There has been a concerted effort by the powers-that-be and no small number of the OC transplanted (why would they come here, you ask? Giant houses and lots of Hondurans to watch their kids) residents to trade our brawny, mustachioed, dirty-wife-beater-wearing up-and-coming 951 masculinity for some effete status consumerism.

We would need a Nordstrom (check), a Hollister (check) and a California Pizza Kitchen.

As of two weeks ago on that last one: check!

That's right, bitches. We've arrived. Finally.

For anyone who doesn't know, California Pizza Kitchen is a restaurant that makes gourmet wood-fired pizza with all manner of crazy toppings like Vegetarian Eggplant, Thai Chicken and Pear & Gorgonzola. Now would a tall-boy-drinkin', cousin-lovin', trailer-livin' redneck worth his salt eat--or even sit--in a place that served Pear & Gorgonzola wood-fired pizza?

Absolutely not. The two things are 100% metaphysically incompatible.

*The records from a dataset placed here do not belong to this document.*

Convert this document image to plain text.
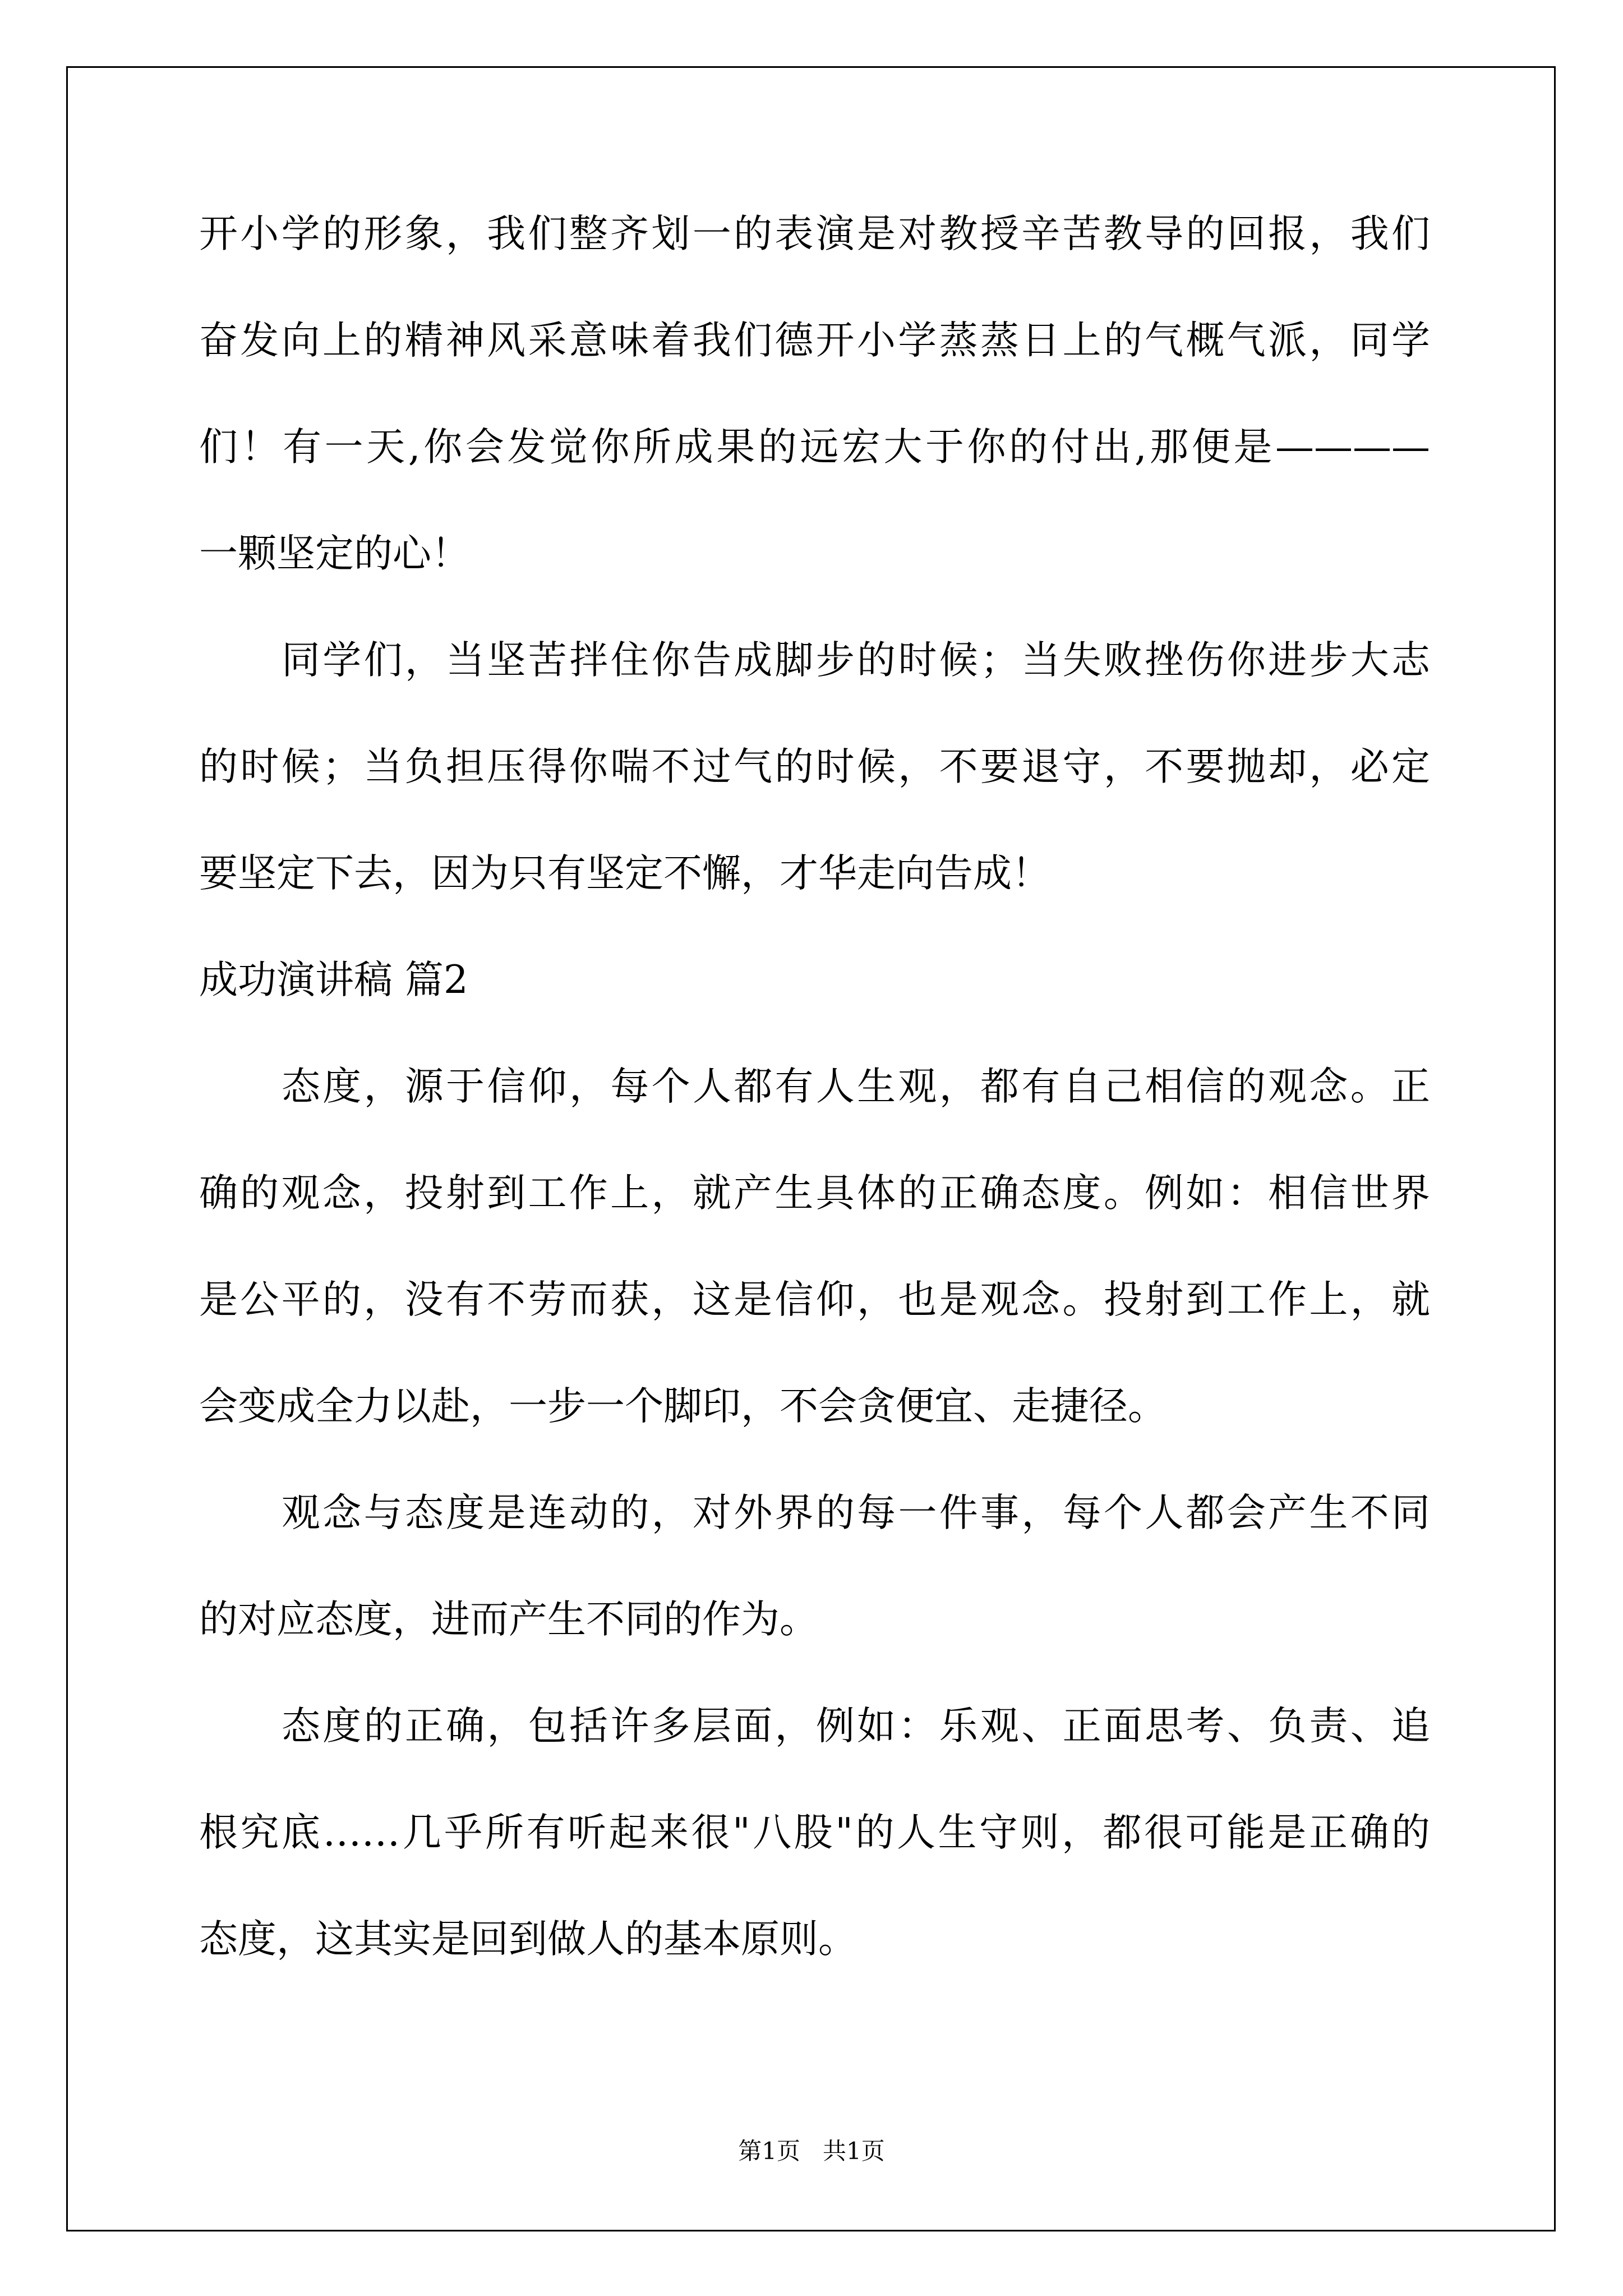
开小学的形象，我们整齐划一的表演是对教授辛苦教导的回报，我们
奋发向上的精神风采意味着我们德开小学蒸蒸日上的气概气派，同学
们！有一天,你会发觉你所成果的远宏大于你的付出,那便是————
一颗坚定的心！
同学们，当坚苦拌住你告成脚步的时候；当失败挫伤你进步大志
的时候；当负担压得你喘不过气的时候，不要退守，不要抛却，必定
要坚定下去，因为只有坚定不懈，才华走向告成！
成功演讲稿 篇2
态度，源于信仰，每个人都有人生观，都有自己相信的观念。正
确的观念，投射到工作上，就产生具体的正确态度。例如：相信世界
是公平的，没有不劳而获，这是信仰，也是观念。投射到工作上，就
会变成全力以赴，一步一个脚印，不会贪便宜、走捷径。
观念与态度是连动的，对外界的每一件事，每个人都会产生不同
的对应态度，进而产生不同的作为。
态度的正确，包括许多层面，例如：乐观、正面思考、负责、追
根究底……几乎所有听起来很"八股"的人生守则，都很可能是正确的
态度，这其实是回到做人的基本原则。
第1页   共1页
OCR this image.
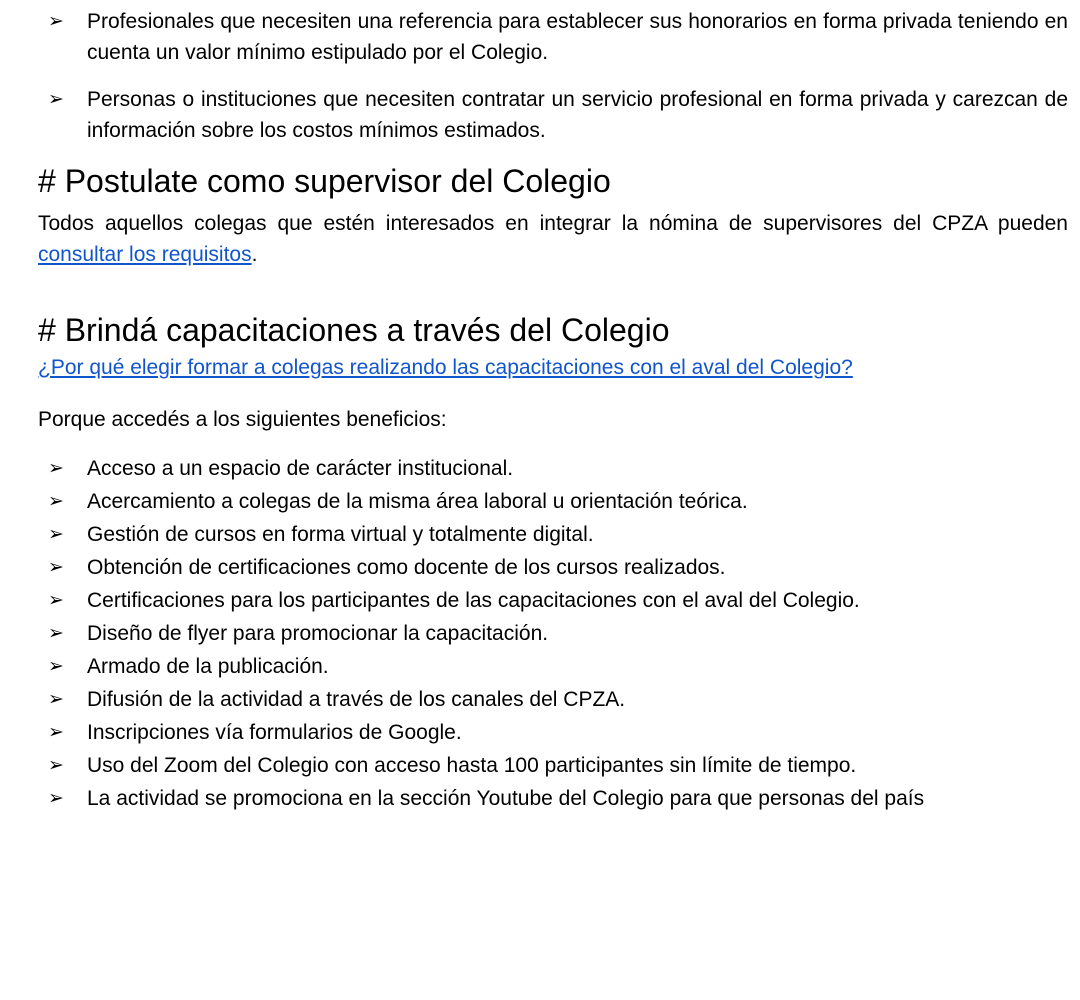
➢ Profesionales que necesiten una referencia para establecer sus honorarios en forma privada teniendo en cuenta un valor mínimo estipulado por el Colegio.
➢ Personas o instituciones que necesiten contratar un servicio profesional en forma privada y carezcan de información sobre los costos mínimos estimados.
# Postulate como supervisor del Colegio

Todos aquellos colegas que estén interesados en integrar la nómina de supervisores del CPZA pueden consultar los requisitos.

# Brindá capacitaciones a través del Colegio

¿Por qué elegir formar a colegas realizando las capacitaciones con el aval del Colegio?

Porque accedés a los siguientes beneficios:

➢ Acceso a un espacio de carácter institucional.
➢ Acercamiento a colegas de la misma área laboral u orientación teórica.
➢ Gestión de cursos en forma virtual y totalmente digital.
➢ Obtención de certificaciones como docente de los cursos realizados.
➢ Certificaciones para los participantes de las capacitaciones con el aval del Colegio.
➢ Diseño de flyer para promocionar la capacitación.
➢ Armado de la publicación.
➢ Difusión de la actividad a través de los canales del CPZA.
➢ Inscripciones vía formularios de Google.
➢ Uso del Zoom del Colegio con acceso hasta 100 participantes sin límite de tiempo.
➢ La actividad se promociona en la sección Youtube del Colegio para que personas del país
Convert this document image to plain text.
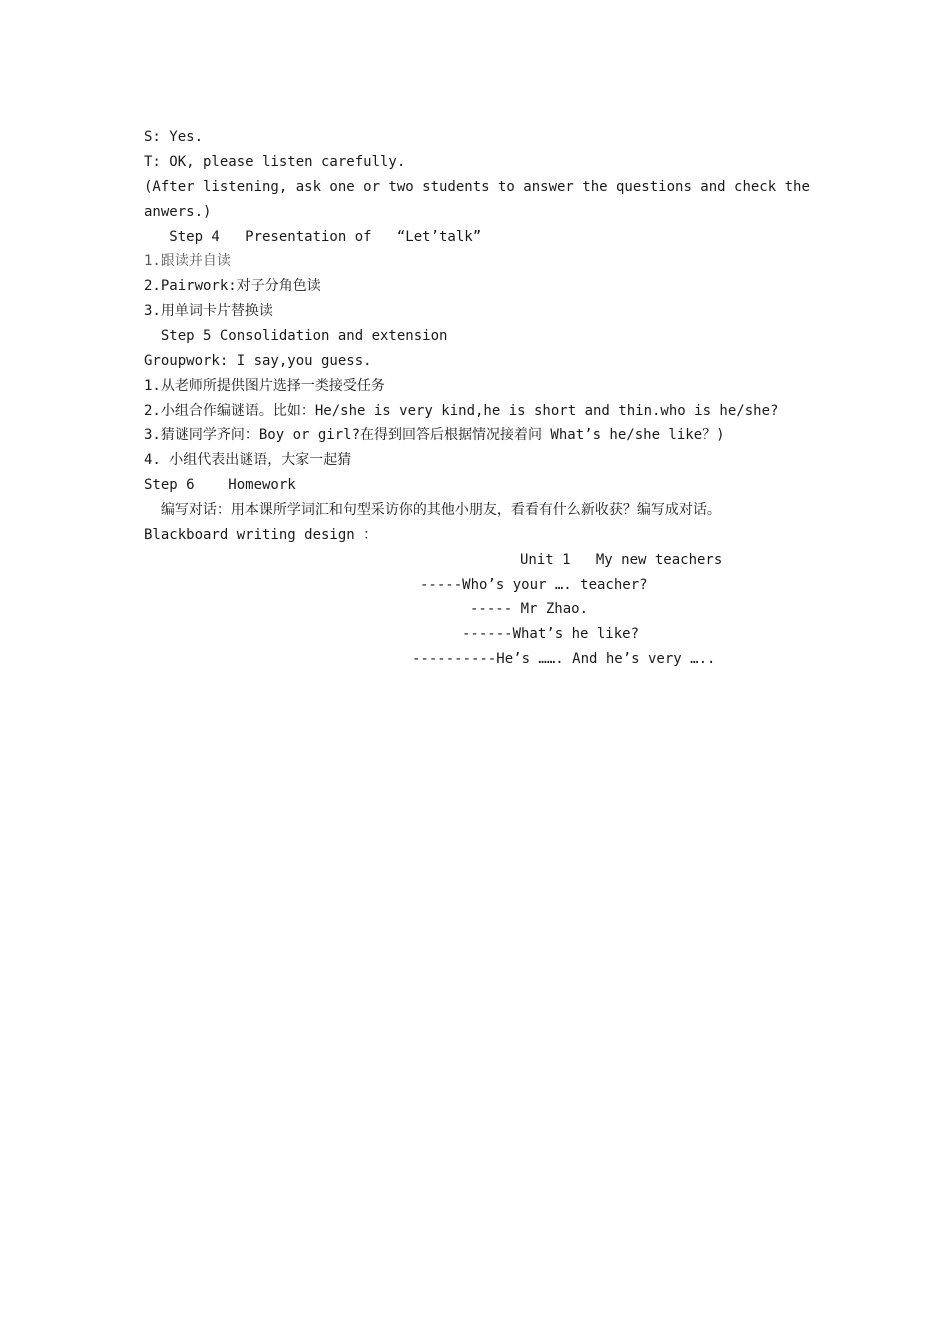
S: Yes.
T: OK, please listen carefully.
(After listening, ask one or two students to answer the questions and check the
anwers.)
Step 4   Presentation of   “Let’talk”
1.跟读并自读
2.Pairwork:对子分角色读
3.用单词卡片替换读
Step 5 Consolidation and extension
Groupwork: I say,you guess.
1.从老师所提供图片选择一类接受任务
2.小组合作编谜语。比如：He/she is very kind,he is short and thin.who is he/she?
3.猜谜同学齐问：Boy or girl?在得到回答后根据情况接着问 What’s he/she like？)
4. 小组代表出谜语，大家一起猜
Step 6    Homework
编写对话：用本课所学词汇和句型采访你的其他小朋友，看看有什么新收获？编写成对话。
Blackboard writing design ：
Unit 1   My new teachers
-----Who’s your …. teacher?
----- Mr Zhao.
------What’s he like?
----------He’s ……. And he’s very …..
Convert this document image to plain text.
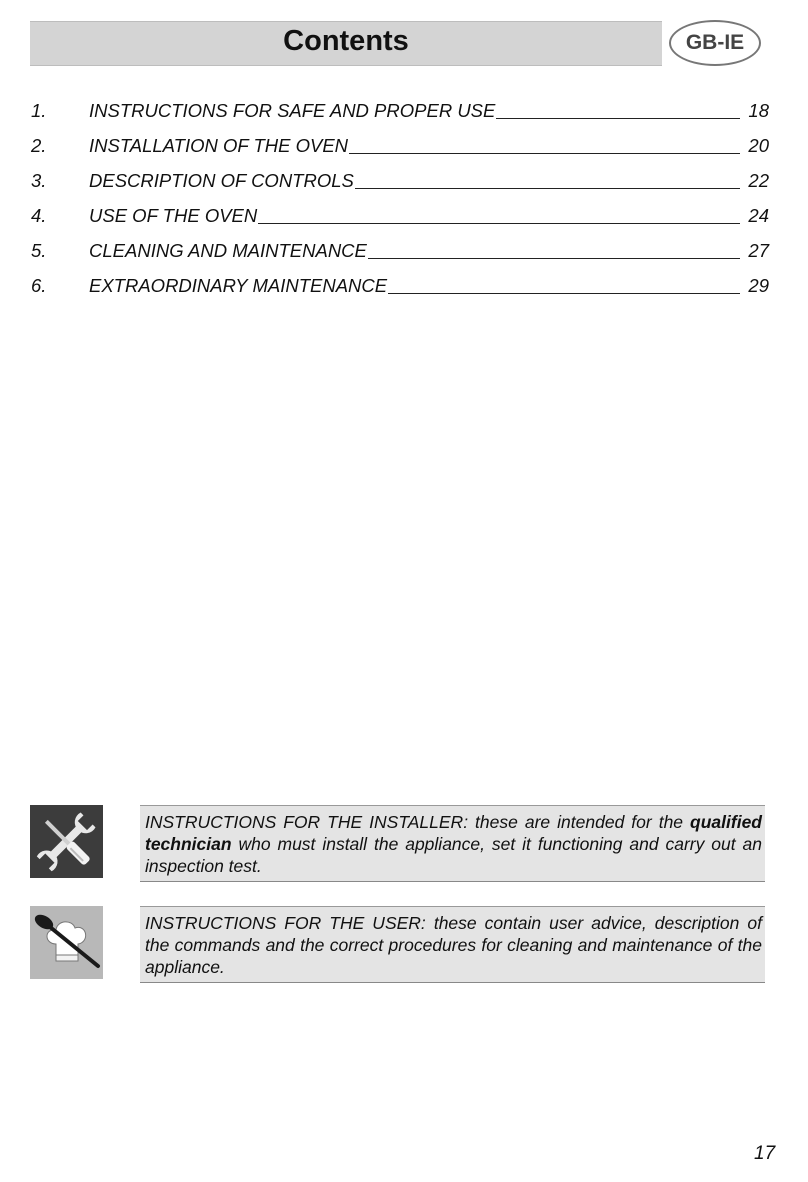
Contents	GB-IE
1.	INSTRUCTIONS FOR SAFE AND PROPER USE	18
2.	INSTALLATION OF THE OVEN	20
3.	DESCRIPTION OF CONTROLS	22
4.	USE OF THE OVEN	24
5.	CLEANING AND MAINTENANCE	27
6.	EXTRAORDINARY MAINTENANCE	29
INSTRUCTIONS FOR THE INSTALLER: these are intended for the qualified technician who must install the appliance, set it functioning and carry out an inspection test.
INSTRUCTIONS FOR THE USER: these contain user advice, description of the commands and the correct procedures for cleaning and maintenance of the appliance.
17
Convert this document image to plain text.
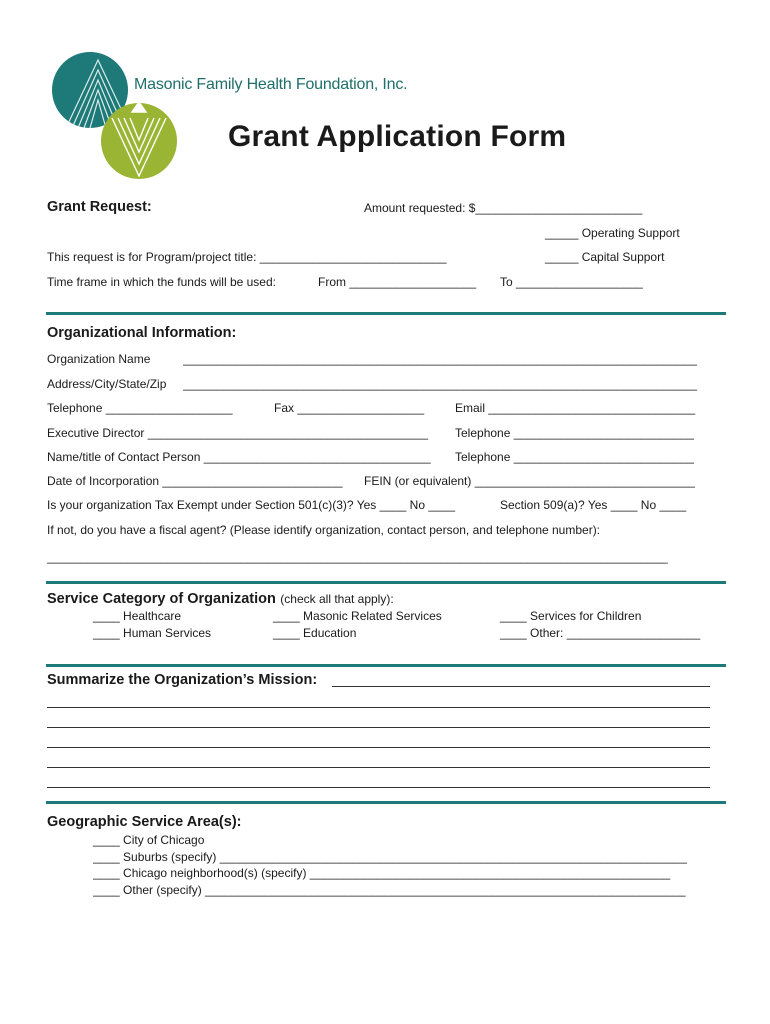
Masonic Family Health Foundation, Inc.
Grant Application Form
Grant Request:	Amount requested: $_________________________
_____ Operating Support
This request is for Program/project title: ____________________________	_____ Capital Support
Time frame in which the funds will be used:	From ___________________ To ___________________
Organizational Information:
Organization Name	_____________________________________________________________________________
Address/City/State/Zip _____________________________________________________________________________
Telephone ___________________	Fax ___________________	Email _______________________________
Executive Director __________________________________________ Telephone ___________________________
Name/title of Contact Person __________________________________ Telephone ___________________________
Date of Incorporation ___________________________ FEIN (or equivalent) _________________________________
Is your organization Tax Exempt under Section 501(c)(3)? Yes ____ No ____	Section 509(a)? Yes ____ No ____
If not, do you have a fiscal agent? (Please identify organization, contact person, and telephone number):
_____________________________________________________________________________________________
Service Category of Organization (check all that apply):
____ Healthcare	____ Masonic Related Services	____ Services for Children
____ Human Services	____ Education	____ Other: ____________________
Summarize the Organization’s Mission:
Geographic Service Area(s):
____ City of Chicago
____ Suburbs (specify) ______________________________________________________________________
____ Chicago neighborhood(s) (specify) ______________________________________________________
____ Other (specify) ________________________________________________________________________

These pizzas are a little smaller than your typical Pizza Hut pizza, with thin, bready crusts, not too much grease and individual ingrediants you can actually individually taste. Let's face it, it's not the manliest of pies. In fact, the advertising slogan for CPK has for many years famously been: "That's-a Some a-Gay a-Pizza!"

Offensive? Sure. But people love it. Eating there says: "Look at us eating pizza with avocados on it! No way we could be from the 909!"

We are the 951. We're not so much Us really as we are most definitely Not Them. It's a fine distinction but, I think, an important one.